Digital media and online platforms, once celebrated as a democratic good for giving voice and
representation to those excluded from the public sphere and from political processes, have increasingly
come under scrutiny for how they can also intensify social and economic inequality, amplify political
divisions, lower the character of our civic discourse, and even undermine democracy. Like other
technologies before them, digital media are profoundly political -- they are developed, shaped, and used
according to specific social, political, geographic and economic conditions. At the same time, digital media
are powerful sociotechnical agents which reshape publics, politics and the governance of society. At the
end of this class, students should understand and critically engage with this reciprocal relationship between
media and politics, including the central debates, controversies and issues that shape the contemporary
digital landscape. Students will be trained to present, comment and write critically about the power, politics
and governance of digital media.
COMS 497 (CRN 16588) (3 credits)
Independent Study
Instructor approval required
Independent Study - Instructor approval required
COMS 500 (CRN 19536) (3 credits)
Special Topics: Cities, Data, Rights
Jhessica Reia
Thursday, 2:35 PM-5:25 PM
Arts W-220
This course discusses the multi-faceted power relations embedded in our contemporary cities, drawing from Urban Communication research and public interest advocacy. From the “city as medium” to the “media city”, data governance to the dystopian smart city, these reflections are intended to present a critical analysis of smartness, new media, regulatory frameworks, and urban public policies. The increasing number of people living in urban areas, the emergence of megacities, and the challenges of fighting the climate crisis highlight the importance of an interdisciplinary approach to cities and data/information. The course is divided into three overlapping sections: cities (concepts, history, controversies), data (technologies across time, from rudimentary tools to the data-centric society), and rights (regulations, the right to the city, social justice). We will use various materials during the course, such as academic literature, reports, policy papers, laws, photography, films & data analyses.

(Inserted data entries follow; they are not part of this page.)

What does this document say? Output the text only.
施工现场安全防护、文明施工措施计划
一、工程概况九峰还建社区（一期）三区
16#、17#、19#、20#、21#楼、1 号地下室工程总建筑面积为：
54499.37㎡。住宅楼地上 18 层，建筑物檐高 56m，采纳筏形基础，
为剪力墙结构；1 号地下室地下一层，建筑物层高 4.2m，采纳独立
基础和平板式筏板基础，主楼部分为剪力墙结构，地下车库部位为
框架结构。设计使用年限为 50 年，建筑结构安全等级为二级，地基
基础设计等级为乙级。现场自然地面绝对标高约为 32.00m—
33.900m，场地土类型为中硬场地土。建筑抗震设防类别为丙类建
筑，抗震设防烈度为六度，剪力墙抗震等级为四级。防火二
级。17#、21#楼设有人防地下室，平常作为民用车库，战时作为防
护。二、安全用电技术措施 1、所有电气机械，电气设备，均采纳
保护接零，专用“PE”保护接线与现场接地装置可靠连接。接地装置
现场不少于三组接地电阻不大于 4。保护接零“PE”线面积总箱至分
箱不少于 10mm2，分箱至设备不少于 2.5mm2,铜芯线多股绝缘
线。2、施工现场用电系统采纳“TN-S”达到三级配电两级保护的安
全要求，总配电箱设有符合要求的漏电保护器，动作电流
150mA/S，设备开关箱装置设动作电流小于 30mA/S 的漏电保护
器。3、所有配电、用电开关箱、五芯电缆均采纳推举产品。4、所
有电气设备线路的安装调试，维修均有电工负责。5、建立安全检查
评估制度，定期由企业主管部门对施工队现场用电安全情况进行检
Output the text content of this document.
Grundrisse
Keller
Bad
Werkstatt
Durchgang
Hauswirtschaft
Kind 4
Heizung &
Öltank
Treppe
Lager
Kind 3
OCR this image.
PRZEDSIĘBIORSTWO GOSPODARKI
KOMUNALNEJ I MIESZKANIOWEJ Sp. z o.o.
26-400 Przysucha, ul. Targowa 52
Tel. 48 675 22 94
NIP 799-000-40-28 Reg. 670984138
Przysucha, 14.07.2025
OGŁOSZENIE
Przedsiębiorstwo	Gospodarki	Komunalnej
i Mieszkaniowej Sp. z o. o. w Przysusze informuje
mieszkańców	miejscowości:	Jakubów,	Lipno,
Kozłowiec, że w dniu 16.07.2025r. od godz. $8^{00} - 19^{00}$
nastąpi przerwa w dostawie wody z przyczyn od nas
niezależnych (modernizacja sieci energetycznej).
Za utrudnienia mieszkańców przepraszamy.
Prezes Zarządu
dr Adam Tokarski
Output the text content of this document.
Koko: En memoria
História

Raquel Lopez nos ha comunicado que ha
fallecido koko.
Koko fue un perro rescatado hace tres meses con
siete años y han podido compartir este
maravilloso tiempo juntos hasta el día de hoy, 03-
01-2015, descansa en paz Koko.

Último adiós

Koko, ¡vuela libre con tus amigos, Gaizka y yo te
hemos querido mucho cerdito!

COMS 501 (CRN 21462) (3 credits)
Special Topics in Communication Studies 2 - Hackers: the Class
Prof. Gabriella Coleman
Tuesday, 2:35 PM-5:25 PM
Arts W-220
This course examines computer hackers to interrogate not only the ethics and technical practices of hacking, but to examine more broadly how hackers and hacking have transformed the politics of computing and the Internet more generally. We will examine how hacker values are realized and constituted by different legal, technical, and ethical activities of computer hacking—for example, free software production, cyberactivism and hacktivism, cryptography, and the prankish games of hacker underground. We will pay close attention to how ethical principles are variably represented and thought of by hackers, journalists, and academics and we will use the example of hacking to address various topics on law, order, and politics on the Internet such as: free speech and censorship, privacy, security, surveillance, and intellectual property law. We will pair empirical readings on hackers with more theoretical text or other material on digital media to probe the ethics and politics of hacking.